Les ambitieux objectifs climatiques européens pour 2030 ont « du plomb dans l’aile », a averti lundi la Cour des comptes de l’UE, pour qui « peu d’éléments » prouvent que les actions et financements prévus seront suffisants pour les atteindre.
Le plan climat de l’Union européenne (UE) prévoit une réduction de 55%, par rapport à 1990, des émissions de gaz à effet de serre d’ici à 2030, assortie de gains d’efficacité énergétique et d’un objectif contraignant de 42,5% de renouvelables dans la consommation d’énergie.
Certes, l’UE a globalement atteint les objectifs climat et énergie qu’elle s’était fixée pour 2020. Mais « elle y est parvenue notamment grâce à des facteurs externes », comme la crise financière de 2009 et la pandémie de Covid-19 qui ont réduit la consommation et les émissions de CO2, relève la Cour dans un rapport.
« L’inquiétude plane » sur les années à venir : « Nous n’avons trouvé que peu d’éléments laissant penser que les ambitieux objectifs 2030 donneront lieu à des actions suffisantes.

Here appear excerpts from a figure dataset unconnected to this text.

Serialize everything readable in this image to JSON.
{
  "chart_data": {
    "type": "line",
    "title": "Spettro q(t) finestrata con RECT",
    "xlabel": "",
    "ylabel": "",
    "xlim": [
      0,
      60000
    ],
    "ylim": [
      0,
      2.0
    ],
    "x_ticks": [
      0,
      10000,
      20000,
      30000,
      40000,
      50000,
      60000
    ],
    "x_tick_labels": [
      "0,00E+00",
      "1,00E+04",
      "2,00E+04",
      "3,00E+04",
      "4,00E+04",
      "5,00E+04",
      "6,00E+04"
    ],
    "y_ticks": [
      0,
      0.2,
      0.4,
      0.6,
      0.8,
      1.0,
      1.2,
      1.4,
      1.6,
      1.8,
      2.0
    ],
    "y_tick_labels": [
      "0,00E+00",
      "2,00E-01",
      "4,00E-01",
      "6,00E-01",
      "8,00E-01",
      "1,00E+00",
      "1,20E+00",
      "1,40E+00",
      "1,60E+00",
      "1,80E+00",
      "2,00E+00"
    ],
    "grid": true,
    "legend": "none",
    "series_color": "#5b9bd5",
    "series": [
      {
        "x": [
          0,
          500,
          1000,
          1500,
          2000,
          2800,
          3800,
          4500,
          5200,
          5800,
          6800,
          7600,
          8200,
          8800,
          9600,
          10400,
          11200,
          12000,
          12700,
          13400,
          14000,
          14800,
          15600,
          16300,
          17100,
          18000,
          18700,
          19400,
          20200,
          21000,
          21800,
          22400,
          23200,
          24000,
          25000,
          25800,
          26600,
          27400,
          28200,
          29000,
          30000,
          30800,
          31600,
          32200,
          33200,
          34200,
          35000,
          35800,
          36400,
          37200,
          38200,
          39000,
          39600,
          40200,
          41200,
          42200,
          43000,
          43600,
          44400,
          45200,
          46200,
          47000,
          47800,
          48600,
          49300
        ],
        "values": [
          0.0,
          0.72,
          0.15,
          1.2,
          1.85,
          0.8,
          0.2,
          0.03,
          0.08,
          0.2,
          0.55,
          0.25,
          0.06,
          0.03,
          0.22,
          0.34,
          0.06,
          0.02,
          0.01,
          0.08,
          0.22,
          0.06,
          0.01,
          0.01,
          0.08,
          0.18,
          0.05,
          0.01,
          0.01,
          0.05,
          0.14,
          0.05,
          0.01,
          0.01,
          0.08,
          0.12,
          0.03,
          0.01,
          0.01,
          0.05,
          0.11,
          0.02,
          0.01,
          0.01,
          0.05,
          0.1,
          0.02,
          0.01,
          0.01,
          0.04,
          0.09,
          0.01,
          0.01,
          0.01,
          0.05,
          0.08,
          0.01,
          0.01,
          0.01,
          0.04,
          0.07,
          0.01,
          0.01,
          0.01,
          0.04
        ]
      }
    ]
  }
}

Rien n’indique qu’un financement suffisant sera à disposition », relève l’institution basée au Luxembourg.
Dans son précédent budget 2014-2020, l’UE était censée consacrer 20% au climat, mais selon les auditeurs, seuls 13% y ont été réellement dédiés.
Désormais, l’UE s’est engagée à consacrer au moins 30 % de son budget 2021-2027 à l’action climatique, soit 87 milliards d’euros par an.
Même s’il est respecté, « ce montant représente moins de 10% du total des investissements nécessaires, estimés à 1.000 milliards annuels. Le reste devrait provenir de fonds nationaux et privés », précise le rapport.
Or, il n’y a aucune assurance sur ces derniers, faute de détails : les données disponibles sur les besoins en investissements et sources de financement « ne suffisent pas à déterminer si les plans (climatiques) nationaux fournissent une base solide » en vue de 2030, déplore la Cour.
« Ces plans ne disent pas grand chose sur la manière de combler l’écart (de financements). Nombre de signaux ne nous rendent pas optimistes, il est clair qu’il faut davantage d’efforts », a observé l’auditeur Lorenzo Pirelli devant la presse.
« Manque de transparence »
Écueil majeur : « le manque de transparence » en raison des « flexibilités » accordées aux États pour atteindre leurs objectifs nationaux.
Pour atteindre les niveaux-cibles de 2020, plusieurs pays ont ainsi dû acheter des quotas d’émissions ou des parts d’énergie renouvelable auprès d’autres États qui avaient, eux, dépassé leurs objectifs.
En avril 2023, la France n’avait pas encore acheté les parts manquantes pour atteindre son objectif de renouvelables, cas unique dans l’UE.
Cinq autres pays (Slovénie, Irlande, Pays-Bas, Belgique, Luxembourg) n’ont pu compter sur leur seule production de renouvelables, n’atteignant leur objectif que grâce aux flexibilités permises par Bruxelles (achat d’énergie auprès d’autres Etats, projets communs inter-étatiques…).
Mais sans transparence sur leur « rapport coût-efficacité », déplore la Cour.
Autre source d’inquiétude : « les plans nationaux ne sont pas suffisamment ambitieux » pour atteindre l’objectif collectif d’efficacité énergétique que se sont fixés les Vingt-Sept à l’échelle de l’UE.
« À l’aveugle »
Enfin, la Cour recommande de comptabiliser toutes les émissions de gaz à effet de serre générées par l’UE, y compris celles liées aux marchandises importées ainsi qu’au transport aérien et maritime. Si ces dernières étaient incluses, les émissions de l’UE augmenteraient d’environ 10 % estime le rapport.
C’est pourtant un « élément crucial » dans la transition vers la neutralité carbone que vise l’UE à horizon 2050, insiste Joëlle Elvinger, responsable de l’audit.
Le premier rapport, également publié lundi, de l' »Observatoire européen de la neutralité climatique », structure créée par plusieurs think-tanks européens (groupes de réflexion), appelle également l’UE à accélérer ses efforts si elle veut atteindre ses objectifs climatiques.
Il pointe la réduction trop lente des combustibles fossiles dans la production d’électricité, le rythme insuffisant de baisse des émissions des bâtiments et la persistance de subventions massives des États de l’UE aux énergies fossiles – qui ont « explosé » en 2021-2022 face à la flambée des cours – au risque « de mettre en péril l’ensemble de la transition ».
Plus généralement, « l’UE doit se doter de processus efficaces de collecte de données et de suivi des progrès, pour que nous n’avancions pas à l’aveugle », prévient Eike Karola Velten, de l’Ecologic Institute à Berlin, auteur principal du rapport.